Cedar is a resinous softwood that shouldn’t be used for smoking meat. It adds an unpleasant taste to food and creates soot that makes cleaning the smoker or grill tough work. Better hardwood options for smoking food include hickory, cherry, or apple.

How can I identify cedar?

An Eastern red cedar has short, needle-like leaves with thin, light brown outer bark than can be peeled off to reveal an orange inner bark.

Western red cedar has leaves that are in pairs on each side of the branch. They produce a strong fragrance if you crush them in your hand. The bark has vertical ridges that run down the tree.

True vs false cedars

True cedars are a part of the Pinaceae family which consists of four species. These coniferous evergreens are native to the mountainous regions of the Mediterranean through to the western Himalayas. Their wood is fragrant and can be identified by their upright cones that have a characteristic barrel shape.

False cedars come from alternative genera and families. Many are evergreen conifers from the family Cupressaceae. They often have longer leaves that form fan sprays or are awl-shaped. This is in contrast to true cedars that have clusters of short needles. 

Common varieties of cedar

Common nameBotanical nameNative areaHeightNotes
Cedar of LebanonCedrus libaniLebanon4-100 feetAn excellent shade tree that will tolerate the cold.
Deodar CedarCedrus deodaraWestern Himalayas40-70 feetA popular weeping tree.
Atlas CedarCedrus atlanticaAtlas Mountains40-60 feetLong drooping branches with unique bluish needles.
Cyprus CedarCedrus brevifoliaCyprus40 feetShort branches and umbrella-shaped crown.
Incense CedarCalocedrus decurrensMexico, Western United States30-50 feetHighly aromatic needles.
Eastern Red CedarJuniperus virginianaEastern North America50 feetFragrant tree with cones that attract birdlife.
Western Red CedarThuja plicataPacific Northwest50-70 feetA common false cedar that doesn’t enjoy the heat.

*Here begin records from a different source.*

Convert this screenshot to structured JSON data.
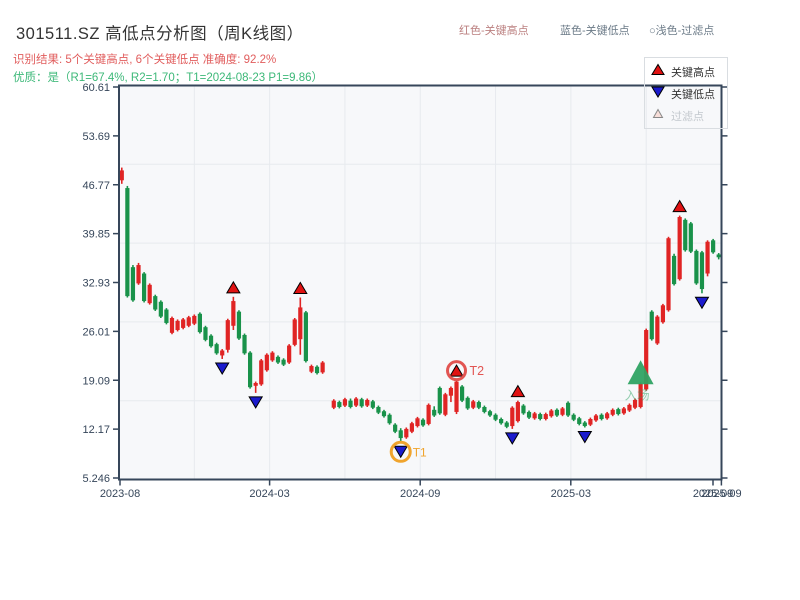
{
  "title": "301511.SZ 高低点分析图（周K线图）",
  "subtitle_result": {
    "text": "识别结果: 5个关键高点, 6个关键低点  准确度: 92.2%",
    "color": "#e15d5d"
  },
  "subtitle_quality": {
    "text": "优质：是（R1=67.4%, R2=1.70；T1=2024-08-23 P1=9.86）",
    "color": "#3cb878"
  },
  "header_legend": [
    {
      "label": "红色-关键高点",
      "color": "#bb7f7f"
    },
    {
      "label": "蓝色-关键低点",
      "color": "#6b7a87"
    },
    {
      "label": "○浅色-过滤点",
      "color": "#6b7a87"
    }
  ],
  "legend_box": {
    "items": [
      {
        "label": "关键高点",
        "marker": "up",
        "color": "#e01212",
        "text_color": "#333333"
      },
      {
        "label": "关键低点",
        "marker": "down",
        "color": "#1b1bcd",
        "text_color": "#333333"
      },
      {
        "label": "过滤点",
        "marker": "up-small",
        "color": "#f7ded9",
        "text_color": "#c3c8cd"
      }
    ]
  },
  "chart_data": {
    "type": "candlestick",
    "timeframe": "weekly",
    "title": "301511.SZ 高低点分析图（周K线图）",
    "y_ticks": [
      "60.61",
      "53.69",
      "46.77",
      "39.85",
      "32.93",
      "26.01",
      "19.09",
      "12.17",
      "5.246"
    ],
    "y_range": [
      5.246,
      60.61
    ],
    "x_ticks": [
      "2023-08",
      "2024-03",
      "2024-09",
      "2025-03",
      "2025-09",
      "2025-09"
    ],
    "grid": true,
    "colors": {
      "up": "#e02424",
      "down": "#19924a",
      "axis": "#36465a",
      "grid": "#e7eaee",
      "plot_bg": "#f7f8fa",
      "key_high": "#e01212",
      "key_low": "#1b1bcd",
      "entry": "#2fa363",
      "t1_circle": "#f0a42d",
      "t2_circle": "#e25552"
    },
    "candles": [
      [
        47.4,
        49.2,
        46.9,
        48.8
      ],
      [
        46.3,
        46.6,
        30.8,
        31.0
      ],
      [
        35.1,
        35.4,
        30.2,
        30.4
      ],
      [
        32.8,
        35.7,
        32.6,
        35.4
      ],
      [
        34.2,
        34.4,
        30.1,
        30.3
      ],
      [
        30.0,
        32.8,
        29.8,
        32.6
      ],
      [
        31.0,
        31.2,
        28.9,
        29.1
      ],
      [
        30.2,
        30.4,
        27.9,
        28.1
      ],
      [
        29.1,
        29.3,
        27.0,
        27.2
      ],
      [
        25.8,
        28.1,
        25.6,
        27.9
      ],
      [
        26.2,
        27.7,
        26.0,
        27.5
      ],
      [
        26.5,
        27.9,
        26.3,
        27.7
      ],
      [
        26.8,
        28.2,
        26.6,
        28.0
      ],
      [
        27.1,
        28.4,
        26.9,
        28.2
      ],
      [
        28.5,
        28.7,
        25.7,
        25.9
      ],
      [
        26.6,
        26.8,
        24.6,
        24.8
      ],
      [
        25.4,
        25.6,
        23.7,
        23.9
      ],
      [
        24.2,
        24.4,
        22.7,
        22.9
      ],
      [
        22.6,
        23.5,
        22.1,
        23.3
      ],
      [
        23.4,
        27.8,
        23.0,
        27.6
      ],
      [
        26.8,
        30.9,
        26.2,
        30.3
      ],
      [
        28.8,
        29.0,
        24.8,
        25.0
      ],
      [
        25.5,
        25.7,
        22.7,
        22.9
      ],
      [
        23.0,
        23.2,
        17.9,
        18.1
      ],
      [
        18.3,
        18.9,
        17.3,
        18.7
      ],
      [
        18.5,
        22.1,
        18.3,
        21.9
      ],
      [
        20.5,
        22.9,
        20.3,
        22.7
      ],
      [
        21.9,
        23.2,
        21.7,
        23.0
      ],
      [
        22.4,
        22.6,
        21.4,
        21.6
      ],
      [
        22.0,
        22.2,
        21.1,
        21.3
      ],
      [
        21.6,
        24.2,
        21.4,
        24.0
      ],
      [
        24.1,
        27.9,
        23.9,
        27.7
      ],
      [
        24.9,
        30.8,
        22.7,
        29.4
      ],
      [
        28.7,
        28.9,
        21.6,
        21.8
      ],
      [
        20.3,
        21.3,
        20.1,
        21.1
      ],
      [
        21.0,
        21.2,
        19.9,
        20.1
      ],
      [
        20.2,
        21.8,
        20.0,
        21.6
      ],
      null,
      [
        15.2,
        16.4,
        15.0,
        16.2
      ],
      [
        16.0,
        16.2,
        15.1,
        15.3
      ],
      [
        15.5,
        16.6,
        15.3,
        16.4
      ],
      [
        16.2,
        16.5,
        15.1,
        15.3
      ],
      [
        15.5,
        16.7,
        15.3,
        16.5
      ],
      [
        16.4,
        16.6,
        15.2,
        15.4
      ],
      [
        15.5,
        16.5,
        15.3,
        16.3
      ],
      [
        16.1,
        16.3,
        15.0,
        15.2
      ],
      [
        15.3,
        15.5,
        14.3,
        14.5
      ],
      [
        14.7,
        14.9,
        13.8,
        14.0
      ],
      [
        14.2,
        14.4,
        12.8,
        13.0
      ],
      [
        12.8,
        13.0,
        11.6,
        11.8
      ],
      [
        12.0,
        12.3,
        10.3,
        10.9
      ],
      [
        11.0,
        12.4,
        10.8,
        12.2
      ],
      [
        11.8,
        13.2,
        11.6,
        13.0
      ],
      [
        12.6,
        13.9,
        12.4,
        13.7
      ],
      [
        13.5,
        13.7,
        12.5,
        12.7
      ],
      [
        12.9,
        15.8,
        12.7,
        15.6
      ],
      [
        14.9,
        15.4,
        13.9,
        14.1
      ],
      [
        18.0,
        18.2,
        14.2,
        14.4
      ],
      [
        14.2,
        17.3,
        14.0,
        17.1
      ],
      [
        16.9,
        18.2,
        16.0,
        18.0
      ],
      [
        14.6,
        19.1,
        14.3,
        18.9
      ],
      [
        18.2,
        18.4,
        16.0,
        16.2
      ],
      [
        16.6,
        16.8,
        14.9,
        15.1
      ],
      [
        15.2,
        16.3,
        15.0,
        16.1
      ],
      [
        16.0,
        16.2,
        15.0,
        15.2
      ],
      [
        15.3,
        15.5,
        14.4,
        14.6
      ],
      [
        14.7,
        14.9,
        13.9,
        14.1
      ],
      [
        14.2,
        14.4,
        13.3,
        13.5
      ],
      [
        13.6,
        13.8,
        12.8,
        13.0
      ],
      [
        13.1,
        13.3,
        12.3,
        12.5
      ],
      [
        12.6,
        15.4,
        12.2,
        15.2
      ],
      [
        13.3,
        16.2,
        13.1,
        16.0
      ],
      [
        15.5,
        15.7,
        14.2,
        14.4
      ],
      [
        14.6,
        14.8,
        13.6,
        13.8
      ],
      [
        13.7,
        14.6,
        13.5,
        14.4
      ],
      [
        14.3,
        14.5,
        13.4,
        13.6
      ],
      [
        13.6,
        14.5,
        13.4,
        14.3
      ],
      [
        14.0,
        15.0,
        13.8,
        14.8
      ],
      [
        14.9,
        15.1,
        13.9,
        14.1
      ],
      [
        14.2,
        15.3,
        14.0,
        15.1
      ],
      [
        15.9,
        16.1,
        13.9,
        14.1
      ],
      [
        14.2,
        14.4,
        13.3,
        13.5
      ],
      [
        13.7,
        13.9,
        12.7,
        12.9
      ],
      [
        13.1,
        13.3,
        12.4,
        12.6
      ],
      [
        12.8,
        13.8,
        12.6,
        13.6
      ],
      [
        13.4,
        14.3,
        13.2,
        14.1
      ],
      [
        14.2,
        14.4,
        13.4,
        13.6
      ],
      [
        13.7,
        14.6,
        13.5,
        14.4
      ],
      [
        14.2,
        15.1,
        14.0,
        14.9
      ],
      [
        15.0,
        15.2,
        14.1,
        14.3
      ],
      [
        14.4,
        15.3,
        14.2,
        15.1
      ],
      [
        14.8,
        15.8,
        14.6,
        15.6
      ],
      [
        15.2,
        16.5,
        15.0,
        16.3
      ],
      [
        15.3,
        18.8,
        15.1,
        18.6
      ],
      [
        17.8,
        26.4,
        17.6,
        26.2
      ],
      [
        28.8,
        29.0,
        24.7,
        24.9
      ],
      [
        24.3,
        28.3,
        24.1,
        28.1
      ],
      [
        27.3,
        29.9,
        27.1,
        29.7
      ],
      [
        29.0,
        39.4,
        28.8,
        39.2
      ],
      [
        36.7,
        37.0,
        32.5,
        32.7
      ],
      [
        33.4,
        42.4,
        33.2,
        42.2
      ],
      [
        41.8,
        42.0,
        37.3,
        37.5
      ],
      [
        41.3,
        41.5,
        37.1,
        37.3
      ],
      [
        37.4,
        37.6,
        32.6,
        32.8
      ],
      [
        37.2,
        37.4,
        31.4,
        32.0
      ],
      [
        34.2,
        38.9,
        33.8,
        38.7
      ],
      [
        38.9,
        39.1,
        37.0,
        37.2
      ],
      [
        36.9,
        37.1,
        36.2,
        36.5
      ]
    ],
    "key_highs": [
      {
        "index": 20
      },
      {
        "index": 32
      },
      {
        "index": 60,
        "circle": "t2_circle",
        "label": "T2"
      },
      {
        "index": 71
      },
      {
        "index": 100
      }
    ],
    "key_lows": [
      {
        "index": 18
      },
      {
        "index": 24
      },
      {
        "index": 50,
        "circle": "t1_circle",
        "label": "T1"
      },
      {
        "index": 70
      },
      {
        "index": 83
      },
      {
        "index": 104
      }
    ],
    "entry_marker": {
      "index": 93,
      "label": "入场"
    }
  }
}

The pros and cons of cedar firewood

Pros

  • Gives off a pleasant fragrance
  • Relatively easy to split
  • Good kindling or shoulder season wood

Cons

  • Low heat output
  • Poor coaling
  • Pops and sparks a lot

Summing up

Most firewood is suitable for burning, especially if it’s free! But some varieties are better than others. Cedar has a low heat output rating and its coals are poor. For these reasons, we suggest using the wood as kindling or combined with other slower-burnings wood like maple.

If you live in a climate that doesn’t get too cold and you’re happy to keep feeding the fire, cedar will do the job. It sparks a lot though, so keep a fireguard up if you have an open fireplace.